The Lighthouse is the second feature from acclaimed indie horror filmmaker Robert Eggers. Eggers first gained notoriety for 2015’s The Witch, a period-perfect film centered around a banished family of 17th Century New England settlers trying to survive in the wilderness whilst under a looming supernatural threat. With just two films, Eggers has already established himself an auteur of period dramas centering around isolated characters dealing with forces of other-worldly horror– and there’s always a demonic animal thrown in for good measure!
Set on New England’s coast in the 1890s, Eggers has described The Lighthouse as a film about two men trapped inside a giant phallus. The movie explores the lust, loneliness, and carnal urges of men cut off from society and slowly driven mad by what they can’t have. Willem Dafoe stars as Thomas Wake an unhinged Captain Ahab-esque sailor who finds more comfort in the sea and his lighthouse than with any real person. Robert Pattinson enters as Ephraim Winslow, a young “wickie” (a title derived from the trimming of the actual lighthouse wick) sent to assist Wake. Winslow keeps to himself at first and appears shrouded in mystery. Both men seem to be holding secrets… And once “the beans” are spilled, the seagull shit really hits the fan.

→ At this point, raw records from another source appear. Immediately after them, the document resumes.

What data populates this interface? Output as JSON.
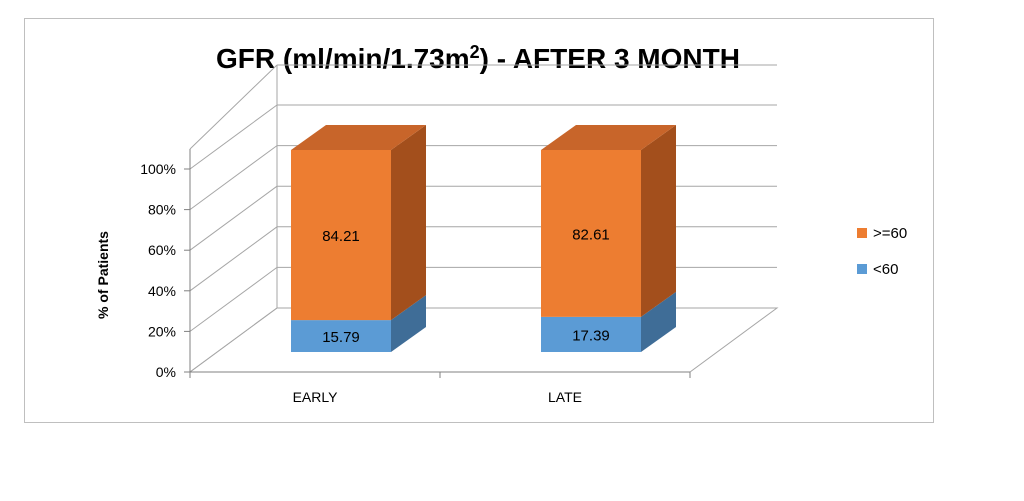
{
  "chart_data": {
    "type": "bar",
    "stacked": true,
    "percent_stacked": true,
    "three_d": true,
    "title_main": "GFR (ml/min/1.73m",
    "title_sup": "2",
    "title_end": ") -  AFTER 3 MONTH",
    "ylabel": "% of Patients",
    "xlabel": "",
    "categories": [
      "EARLY",
      "LATE"
    ],
    "yticks": [
      "0%",
      "20%",
      "40%",
      "60%",
      "80%",
      "100%"
    ],
    "ylim": [
      0,
      100
    ],
    "legend_position": "right",
    "series": [
      {
        "name": "<60",
        "values": [
          15.79,
          17.39
        ],
        "labels": [
          "15.79",
          "17.39"
        ],
        "color": "#5b9bd5",
        "side": "#3f6d97",
        "top": "#4a84b8"
      },
      {
        "name": ">=60",
        "values": [
          84.21,
          82.61
        ],
        "labels": [
          "84.21",
          "82.61"
        ],
        "color": "#ed7d31",
        "side": "#a34f1c",
        "top": "#c8652a"
      }
    ],
    "legend_order": [
      1,
      0
    ],
    "grid": true
  }
}
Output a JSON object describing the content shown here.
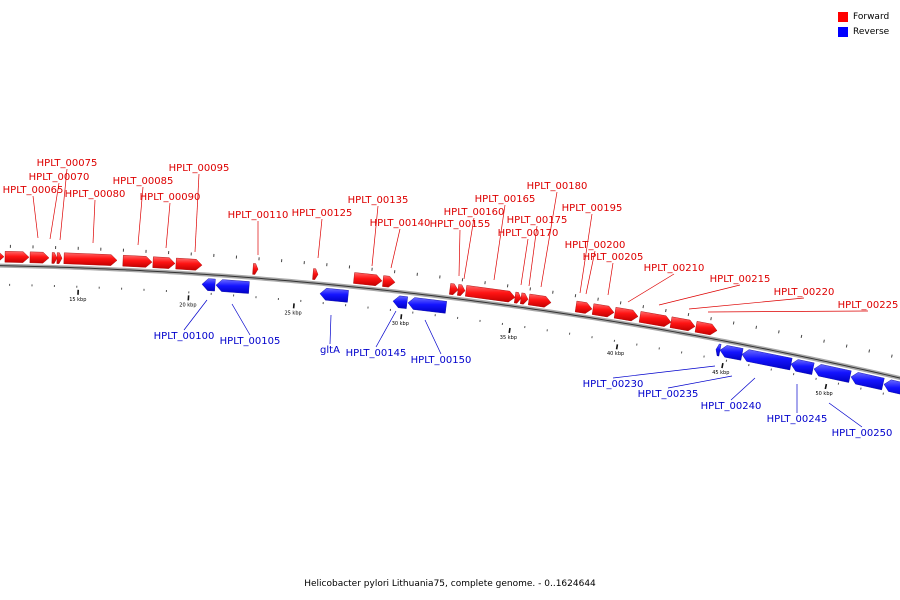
{
  "legend": {
    "forward_label": "Forward",
    "reverse_label": "Reverse",
    "forward_color": "#ff0000",
    "reverse_color": "#0000ff"
  },
  "caption": "Helicobacter pylori Lithuania75, complete genome. - 0..1624644",
  "scale_ticks": [
    "15 kbp",
    "20 kbp",
    "25 kbp",
    "30 kbp",
    "35 kbp",
    "40 kbp",
    "45 kbp",
    "50 kbp"
  ],
  "genes": {
    "forward": [
      "HPLT_00065",
      "HPLT_00070",
      "HPLT_00075",
      "HPLT_00080",
      "HPLT_00085",
      "HPLT_00090",
      "HPLT_00095",
      "HPLT_00110",
      "HPLT_00125",
      "HPLT_00135",
      "HPLT_00140",
      "HPLT_00155",
      "HPLT_00160",
      "HPLT_00165",
      "HPLT_00170",
      "HPLT_00175",
      "HPLT_00180",
      "HPLT_00195",
      "HPLT_00200",
      "HPLT_00205",
      "HPLT_00210",
      "HPLT_00215",
      "HPLT_00220",
      "HPLT_00225"
    ],
    "reverse": [
      "HPLT_00100",
      "HPLT_00105",
      "gltA",
      "HPLT_00145",
      "HPLT_00150",
      "HPLT_00230",
      "HPLT_00235",
      "HPLT_00240",
      "HPLT_00245",
      "HPLT_00250"
    ]
  }
}
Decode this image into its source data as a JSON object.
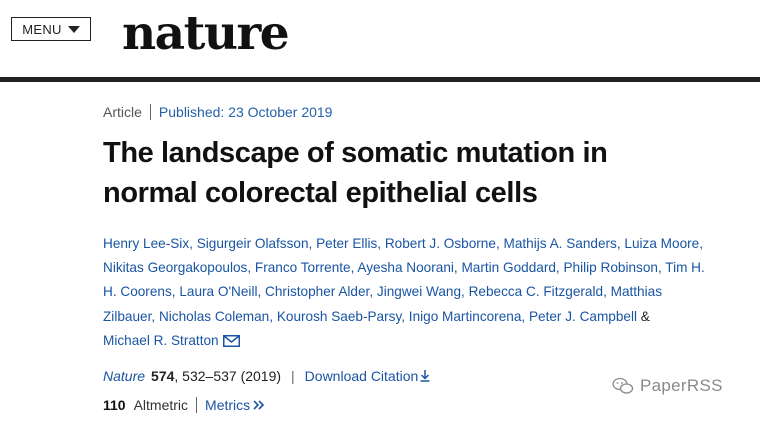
{
  "header": {
    "menu_label": "MENU",
    "logo_text": "nature"
  },
  "article_meta": {
    "type": "Article",
    "published": "Published: 23 October 2019"
  },
  "title": "The landscape of somatic mutation in normal colorectal epithelial cells",
  "authors": [
    "Henry Lee-Six",
    "Sigurgeir Olafsson",
    "Peter Ellis",
    "Robert J. Osborne",
    "Mathijs A. Sanders",
    "Luiza Moore",
    "Nikitas Georgakopoulos",
    "Franco Torrente",
    "Ayesha Noorani",
    "Martin Goddard",
    "Philip Robinson",
    "Tim H. H. Coorens",
    "Laura O'Neill",
    "Christopher Alder",
    "Jingwei Wang",
    "Rebecca C. Fitzgerald",
    "Matthias Zilbauer",
    "Nicholas Coleman",
    "Kourosh Saeb-Parsy",
    "Inigo Martincorena",
    "Peter J. Campbell"
  ],
  "authors_amp": "&",
  "last_author": "Michael R. Stratton",
  "citation": {
    "journal": "Nature",
    "volume": "574",
    "pages": ", 532–537 (2019)",
    "separator": "|",
    "download_label": "Download Citation"
  },
  "metrics": {
    "count": "110",
    "label": "Altmetric",
    "link_label": "Metrics"
  },
  "watermark": {
    "text": "PaperRSS"
  },
  "colors": {
    "link": "#1a55a3",
    "rule": "#222222"
  }
}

The Lighthouse was shot on black & white 35mm film leaving nearly every image so symmetrical and aesthetically pleasing that it could be framed and placed in a gallery. Meanwhile, Mark Korven’s score utilizes an array of horns and odd tones to continually amp up the foreboding and claustrophobia. Eggers again writes in a period-accurate dialect which does take some getting used to. The expressive and exaggerative character monologues often sound like something straight out of Shakespeare, but The Lighthouse was a viewing experience unlike any other I’ve had this year. If you have the opportunity, I can’t urge you enough to see this movie on the big screen.